The un-webby” executives, who cynically proclaim that they “care passionately about journalism,” seek to convert newsrooms into “platforms” for the cheap production of insta-news — commercially prepared granules of “content” that purport to be as good as news, that look and taste sort of like news, and that are much easier and cheaper to prepare. With all the hot water newspaper owners find themselves in, they imagine that they can make something out of these dried-out granules of news. Peering into cyberspace for enlightenment on the future of newspapers, they’re like lunatics dragging a pond into which they think the moon has fallen.
Blogs and everything else produced by individuals in the “Long Tail” digital world are by definition the new media, not the old, and none of it can’t be packaged, co-opted, appropriated and controlled by the old media.
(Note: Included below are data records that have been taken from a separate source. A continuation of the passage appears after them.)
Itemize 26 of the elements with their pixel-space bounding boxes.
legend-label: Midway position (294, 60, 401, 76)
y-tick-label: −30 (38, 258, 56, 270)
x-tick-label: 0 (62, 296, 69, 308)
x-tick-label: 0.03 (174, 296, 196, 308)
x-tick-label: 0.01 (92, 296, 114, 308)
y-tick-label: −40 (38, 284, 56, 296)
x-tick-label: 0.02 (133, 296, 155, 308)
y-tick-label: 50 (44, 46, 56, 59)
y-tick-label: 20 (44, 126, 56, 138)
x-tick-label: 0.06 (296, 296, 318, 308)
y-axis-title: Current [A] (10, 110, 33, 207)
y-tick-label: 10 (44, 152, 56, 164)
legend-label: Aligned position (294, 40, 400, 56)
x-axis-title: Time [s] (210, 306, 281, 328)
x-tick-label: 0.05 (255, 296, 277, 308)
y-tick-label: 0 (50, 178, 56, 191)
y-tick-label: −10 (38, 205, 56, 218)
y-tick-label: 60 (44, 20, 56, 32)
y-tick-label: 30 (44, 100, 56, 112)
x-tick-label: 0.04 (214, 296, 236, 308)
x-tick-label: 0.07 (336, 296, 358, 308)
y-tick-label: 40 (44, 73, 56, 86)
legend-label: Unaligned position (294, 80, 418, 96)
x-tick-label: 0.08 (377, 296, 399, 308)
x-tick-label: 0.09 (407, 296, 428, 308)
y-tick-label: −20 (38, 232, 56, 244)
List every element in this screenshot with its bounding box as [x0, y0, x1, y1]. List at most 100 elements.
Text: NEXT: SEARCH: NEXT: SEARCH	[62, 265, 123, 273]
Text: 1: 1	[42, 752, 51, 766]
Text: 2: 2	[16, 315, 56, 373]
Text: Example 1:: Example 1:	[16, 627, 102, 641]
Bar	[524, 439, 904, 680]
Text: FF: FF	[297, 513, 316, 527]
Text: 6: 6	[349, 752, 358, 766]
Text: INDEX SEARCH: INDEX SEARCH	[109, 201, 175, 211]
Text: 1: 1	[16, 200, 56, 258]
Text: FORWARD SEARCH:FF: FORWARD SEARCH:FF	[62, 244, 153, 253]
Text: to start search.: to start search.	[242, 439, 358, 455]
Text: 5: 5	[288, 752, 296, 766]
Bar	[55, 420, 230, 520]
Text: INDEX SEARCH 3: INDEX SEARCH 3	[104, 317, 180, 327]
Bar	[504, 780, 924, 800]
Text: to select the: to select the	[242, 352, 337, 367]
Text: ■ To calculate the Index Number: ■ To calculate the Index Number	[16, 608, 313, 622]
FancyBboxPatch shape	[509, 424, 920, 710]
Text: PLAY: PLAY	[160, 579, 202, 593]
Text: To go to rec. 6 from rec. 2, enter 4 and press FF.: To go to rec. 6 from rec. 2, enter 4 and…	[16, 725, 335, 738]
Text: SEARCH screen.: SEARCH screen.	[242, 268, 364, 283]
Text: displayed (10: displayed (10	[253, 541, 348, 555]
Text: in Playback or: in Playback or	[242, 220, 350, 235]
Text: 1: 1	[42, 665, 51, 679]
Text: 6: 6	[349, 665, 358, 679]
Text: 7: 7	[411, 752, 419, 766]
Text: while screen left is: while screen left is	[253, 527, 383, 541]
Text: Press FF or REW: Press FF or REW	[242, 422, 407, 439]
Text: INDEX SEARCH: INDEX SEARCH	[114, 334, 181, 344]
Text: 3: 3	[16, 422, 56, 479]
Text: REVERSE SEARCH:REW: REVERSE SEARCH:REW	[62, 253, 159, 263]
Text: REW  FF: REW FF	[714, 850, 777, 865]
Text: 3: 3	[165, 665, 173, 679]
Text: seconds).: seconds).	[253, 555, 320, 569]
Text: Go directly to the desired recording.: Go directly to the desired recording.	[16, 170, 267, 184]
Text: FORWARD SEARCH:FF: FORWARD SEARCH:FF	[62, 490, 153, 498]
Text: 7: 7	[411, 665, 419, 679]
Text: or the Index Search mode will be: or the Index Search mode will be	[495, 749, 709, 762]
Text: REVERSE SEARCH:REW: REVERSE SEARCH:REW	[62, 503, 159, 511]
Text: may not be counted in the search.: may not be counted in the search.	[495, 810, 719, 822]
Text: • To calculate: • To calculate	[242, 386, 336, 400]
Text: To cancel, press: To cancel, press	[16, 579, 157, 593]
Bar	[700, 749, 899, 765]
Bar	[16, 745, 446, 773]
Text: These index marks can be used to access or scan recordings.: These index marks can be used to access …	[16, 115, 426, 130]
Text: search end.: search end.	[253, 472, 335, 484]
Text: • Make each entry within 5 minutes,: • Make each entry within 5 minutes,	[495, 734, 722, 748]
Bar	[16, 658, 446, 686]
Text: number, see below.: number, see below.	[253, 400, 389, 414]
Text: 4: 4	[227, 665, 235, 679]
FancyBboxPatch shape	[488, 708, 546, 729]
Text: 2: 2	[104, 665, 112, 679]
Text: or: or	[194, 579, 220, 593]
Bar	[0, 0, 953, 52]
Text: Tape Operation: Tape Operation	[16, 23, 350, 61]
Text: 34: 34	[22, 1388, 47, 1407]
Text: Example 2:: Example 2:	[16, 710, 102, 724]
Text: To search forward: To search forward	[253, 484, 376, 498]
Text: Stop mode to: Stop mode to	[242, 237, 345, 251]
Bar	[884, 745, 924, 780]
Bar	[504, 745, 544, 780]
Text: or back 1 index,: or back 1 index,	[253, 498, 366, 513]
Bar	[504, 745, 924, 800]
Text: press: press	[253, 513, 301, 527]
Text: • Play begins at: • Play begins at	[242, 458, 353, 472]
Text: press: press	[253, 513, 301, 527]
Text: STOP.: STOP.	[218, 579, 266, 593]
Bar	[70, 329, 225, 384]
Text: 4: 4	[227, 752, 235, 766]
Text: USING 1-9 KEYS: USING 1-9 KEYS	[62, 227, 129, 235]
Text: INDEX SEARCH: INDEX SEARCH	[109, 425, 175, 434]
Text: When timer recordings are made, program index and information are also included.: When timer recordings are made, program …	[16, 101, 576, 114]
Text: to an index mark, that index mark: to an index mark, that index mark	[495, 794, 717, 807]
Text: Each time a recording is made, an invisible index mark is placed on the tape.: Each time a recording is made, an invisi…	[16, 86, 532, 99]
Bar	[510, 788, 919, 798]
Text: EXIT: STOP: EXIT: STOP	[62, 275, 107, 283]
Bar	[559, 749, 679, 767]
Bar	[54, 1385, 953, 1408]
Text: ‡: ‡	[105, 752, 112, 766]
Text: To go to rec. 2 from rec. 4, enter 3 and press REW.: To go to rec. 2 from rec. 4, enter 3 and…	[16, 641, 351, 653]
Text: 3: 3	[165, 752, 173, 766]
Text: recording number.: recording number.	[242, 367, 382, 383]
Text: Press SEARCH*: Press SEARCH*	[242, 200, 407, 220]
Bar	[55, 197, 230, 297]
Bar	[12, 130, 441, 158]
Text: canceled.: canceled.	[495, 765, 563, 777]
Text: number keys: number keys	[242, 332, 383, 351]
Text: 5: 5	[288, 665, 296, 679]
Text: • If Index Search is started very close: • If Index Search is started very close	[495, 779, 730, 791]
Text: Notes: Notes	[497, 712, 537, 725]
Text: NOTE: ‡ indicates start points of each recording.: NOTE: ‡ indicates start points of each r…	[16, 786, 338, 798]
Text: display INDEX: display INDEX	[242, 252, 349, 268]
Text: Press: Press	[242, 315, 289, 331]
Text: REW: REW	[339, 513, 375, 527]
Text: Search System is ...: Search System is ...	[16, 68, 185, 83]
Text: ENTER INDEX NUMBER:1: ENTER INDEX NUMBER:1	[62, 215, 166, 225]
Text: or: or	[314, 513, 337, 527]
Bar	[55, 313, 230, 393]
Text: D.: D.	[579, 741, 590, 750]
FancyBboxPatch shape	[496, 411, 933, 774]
The un-webby executives wouldn’t know this, of course, because they don’t go online:
“Adding to the oddness of moment was the fact that Embry is almost as famous in town for being un-webby as he is for caring passionately about Baltimore and Baltimore journalism. (He’ll tell you himself that he doesn’t really read email on the computer and has an assistant print out all his messages on paper.”
Newspapers should stick to what they know, what they’re good at: providing news. How are they going to do this if they’re laying off all the people that write, organize and edit it?
Whenever executives write about a “smarter” process, as they did in this story about the latest round of layoffs, you know they’re talking about job cuts — job cuts that are ill-considered, short-sighted and self-serving, job cuts that will allow the executives to raise their own salaries while they idly fantasize about such things as “platform-neutral content.”
Getting back to Charles Kingsley’s “Island of Polypragmosyne, it’s a “Rogues Harbour” where economists lecture on schemes that ought to have worked, businessmen on plans that should have succeeded, and newspaper executives on “platform-neutral content.”
“So, how many reporters does it take to staff the platform-neutral newsroom (or platform-agnostic, as some call it)? Fewer than are there now, he said, declining to announce specifics on the next round of personnel reductions, rumored to be coming at the Sun for weeks. ‘We’ll be smaller at the end of this transition,’ he said.”
No doubt the Courant will be “smarter” soon, too — so smart that no one will read it anymore. The newspaper execs — like the Polypragmosynean cobblers lecturing on orthopedics when they can’t sell shoes — will give talks on “platform-neutral content” when they can’t sell newspapers.